The Computational Tools Program supports the Open Bank, Open Data, Open Knowledge initiative by developing analytical tools for applied economic research. The team brings together specialists in high-level programming, advanced econometrics, and geographic information systems to create data analysis products, then share them with the world, and then train others on how to use them.
The program covers five broad areas:
SOFTWARE FOR DATA COLLECTION
Computer Assisted Personal Interview systems (CAPI) are a new way of collecting survey data. They can revolutionize data collection by improving the quality of data, reducing time for releasing data to researchers, and collecting of new types of data (GPS coordinates, time stamps, audio-video recording, maps, etc.).
The CAPI project will develop and test the software components; pilot the system in different countries and for different surveys; support the research program on comparing the performance of CAPI and paper-based systems; design the tools for randomized experiments during the interviews and collecting new types of data.
The project is financed by the Gates Foundation, the Food and Agricultural Organization of the United Nations (FAO), cross-support with other units in the Bank, and the research budget.
SOFTWARE FOR AUTOMATED ECONOMIC ANALYSIS
The ADePT software platform for automated economic analysis is the flagship product of the Computational Tools Team that is free for users. It is designed to facilitate the production of standardized analytical results. The goal is to develop user-friendly tools to bridge the gap between policy makers and cutting-edge economic research. ADePT version 5.0 consists of 12 modules on poverty, inequality, social protection, Health, Education, Labor market, Gender, and others.
New modules to be developed include economic analysis of energy, water and food subsidies; collaborate with UN FAO on a Food Security Module; and work with ILO on Labor Market Indicators module. This work will result in 4 books on Streamlined Analysis with ADePT Software series.
Online Data Analysis Tool (ODAT) allowd users to conduct micro-level data analysis on unit-record data stored on the Bank server. The tool is in demand from the research community where access to micro-data is restricted. The roll-out of this tool will increase the number of researches working with the same micro-level data and generate new knowledge for the countries where little analysis was done due to restricted access. To see how this works please visit the Comparative Livings Standards Project. More >>
SOFTWARE FOR DATA DISSEMINATION
PovCalNet is an online poverty analysis tool designed for users to calculate the poverty measures under different assumptions and assemble the estimates using alternative country groupings.

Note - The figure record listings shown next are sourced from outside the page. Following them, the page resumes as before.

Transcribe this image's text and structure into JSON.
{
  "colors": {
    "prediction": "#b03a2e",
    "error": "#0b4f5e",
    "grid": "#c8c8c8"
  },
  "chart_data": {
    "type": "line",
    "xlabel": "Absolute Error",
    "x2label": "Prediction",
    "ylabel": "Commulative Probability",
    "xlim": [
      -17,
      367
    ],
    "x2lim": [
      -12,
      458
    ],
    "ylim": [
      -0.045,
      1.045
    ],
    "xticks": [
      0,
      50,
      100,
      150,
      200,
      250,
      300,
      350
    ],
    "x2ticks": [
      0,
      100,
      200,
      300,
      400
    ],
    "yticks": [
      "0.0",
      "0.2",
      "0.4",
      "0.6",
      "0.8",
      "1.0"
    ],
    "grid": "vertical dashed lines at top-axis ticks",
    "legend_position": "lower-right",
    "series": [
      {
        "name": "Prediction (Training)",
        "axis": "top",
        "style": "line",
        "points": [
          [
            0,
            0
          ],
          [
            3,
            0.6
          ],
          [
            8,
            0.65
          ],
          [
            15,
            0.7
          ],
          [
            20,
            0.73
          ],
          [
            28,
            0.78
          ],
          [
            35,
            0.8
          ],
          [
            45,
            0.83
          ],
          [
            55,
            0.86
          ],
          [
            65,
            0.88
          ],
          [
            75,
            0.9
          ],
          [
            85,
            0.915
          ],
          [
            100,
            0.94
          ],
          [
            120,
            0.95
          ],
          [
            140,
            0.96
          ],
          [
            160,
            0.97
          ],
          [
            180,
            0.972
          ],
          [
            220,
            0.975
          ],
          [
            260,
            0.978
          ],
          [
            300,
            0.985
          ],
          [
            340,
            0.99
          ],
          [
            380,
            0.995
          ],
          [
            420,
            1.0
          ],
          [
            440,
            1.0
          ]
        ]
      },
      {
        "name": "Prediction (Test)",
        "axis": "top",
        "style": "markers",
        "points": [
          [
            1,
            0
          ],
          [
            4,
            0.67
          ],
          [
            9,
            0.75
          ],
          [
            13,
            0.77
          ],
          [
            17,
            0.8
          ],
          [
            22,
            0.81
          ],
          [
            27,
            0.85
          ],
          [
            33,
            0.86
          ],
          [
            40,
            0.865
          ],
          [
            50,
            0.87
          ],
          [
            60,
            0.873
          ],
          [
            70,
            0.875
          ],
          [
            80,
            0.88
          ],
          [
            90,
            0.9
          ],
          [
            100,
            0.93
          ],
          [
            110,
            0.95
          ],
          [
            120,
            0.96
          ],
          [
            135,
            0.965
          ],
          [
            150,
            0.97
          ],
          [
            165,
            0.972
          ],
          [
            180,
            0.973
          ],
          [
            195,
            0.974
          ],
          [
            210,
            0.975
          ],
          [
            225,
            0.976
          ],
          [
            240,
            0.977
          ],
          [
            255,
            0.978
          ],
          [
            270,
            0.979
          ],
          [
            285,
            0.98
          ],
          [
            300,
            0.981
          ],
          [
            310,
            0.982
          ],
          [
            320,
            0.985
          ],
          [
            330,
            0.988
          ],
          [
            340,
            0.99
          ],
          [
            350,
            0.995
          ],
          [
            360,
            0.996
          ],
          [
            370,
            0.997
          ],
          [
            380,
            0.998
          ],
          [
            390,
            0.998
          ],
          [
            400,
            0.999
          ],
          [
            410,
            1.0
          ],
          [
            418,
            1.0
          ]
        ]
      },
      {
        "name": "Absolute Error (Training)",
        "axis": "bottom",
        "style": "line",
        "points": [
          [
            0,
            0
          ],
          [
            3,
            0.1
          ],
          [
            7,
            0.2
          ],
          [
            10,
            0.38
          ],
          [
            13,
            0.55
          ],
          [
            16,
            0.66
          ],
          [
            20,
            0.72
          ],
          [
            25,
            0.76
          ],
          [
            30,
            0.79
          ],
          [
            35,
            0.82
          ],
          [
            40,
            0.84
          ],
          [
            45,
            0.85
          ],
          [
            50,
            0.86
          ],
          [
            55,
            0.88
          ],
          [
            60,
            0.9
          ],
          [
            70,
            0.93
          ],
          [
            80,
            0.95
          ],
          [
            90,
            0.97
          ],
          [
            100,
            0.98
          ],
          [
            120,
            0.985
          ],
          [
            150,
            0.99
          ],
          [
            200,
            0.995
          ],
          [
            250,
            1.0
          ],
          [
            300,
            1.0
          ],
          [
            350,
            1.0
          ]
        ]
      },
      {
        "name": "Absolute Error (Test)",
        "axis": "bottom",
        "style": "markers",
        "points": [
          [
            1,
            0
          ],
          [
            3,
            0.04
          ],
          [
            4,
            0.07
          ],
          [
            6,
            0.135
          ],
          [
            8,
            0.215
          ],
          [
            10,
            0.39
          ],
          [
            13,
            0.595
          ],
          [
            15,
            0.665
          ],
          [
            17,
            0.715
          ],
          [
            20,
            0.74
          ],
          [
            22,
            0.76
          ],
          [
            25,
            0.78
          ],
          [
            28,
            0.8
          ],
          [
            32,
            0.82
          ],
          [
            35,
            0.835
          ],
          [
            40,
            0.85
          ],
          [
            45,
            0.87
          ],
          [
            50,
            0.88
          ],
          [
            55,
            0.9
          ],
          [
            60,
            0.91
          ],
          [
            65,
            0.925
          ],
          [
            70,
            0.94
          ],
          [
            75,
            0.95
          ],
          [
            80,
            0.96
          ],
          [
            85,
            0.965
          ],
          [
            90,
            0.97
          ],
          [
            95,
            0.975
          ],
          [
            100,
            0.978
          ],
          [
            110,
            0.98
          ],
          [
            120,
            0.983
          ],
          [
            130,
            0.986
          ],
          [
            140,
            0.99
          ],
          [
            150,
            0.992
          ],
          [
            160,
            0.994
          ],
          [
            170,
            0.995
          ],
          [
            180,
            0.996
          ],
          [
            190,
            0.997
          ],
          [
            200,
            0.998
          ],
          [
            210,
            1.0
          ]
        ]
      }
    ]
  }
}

Comparative Living Standards Project (CLSP) allows users to access and analyze standardized micro-data from dozens of countries.
TOOLS FOR APPLIED MICRO-ECONOMETRIC ANALYSIS
Poverty Maps: The project develops the methodology and instruments for small area estimation procedures. In response to the high demand from client countries, and the European Commission, a several major improvements are planned: the new simulation module will speed up the convergence of the algorithm by relying on parallel computing procedures. The new Monte-Carlo module will introduce the possibility of census-bases validation.
Stata routines: DECCT researchers will continue developing the Stata routines for poverty dynamic analysis, and the complex parametric and non-parametric estimation algorithms of interest to economists.
Spatial Econometrics and GIS data: The Spatial Analysis Team carries out analytical work and advisory services using geographic information systems (GIS) and related technologies for development research and policy analysis of climate change, environmental issues, water and sanitation, deforestation and others. Spatial technologies involve applications that can be used to visualize and integrate data, and conduct spatial analysis.
ECONOMIC RESEARCH COMPUTER CENTER (ERCC)
The Economic Research Computer Center (ERCC) will provide computational capacity for researchers and practitioners at the Bank and, later, for the larger development community. This will ensure rigorous economic research and analysis at the desktop level, as well as platforms for expanding collaboration and sharing with the broader development community.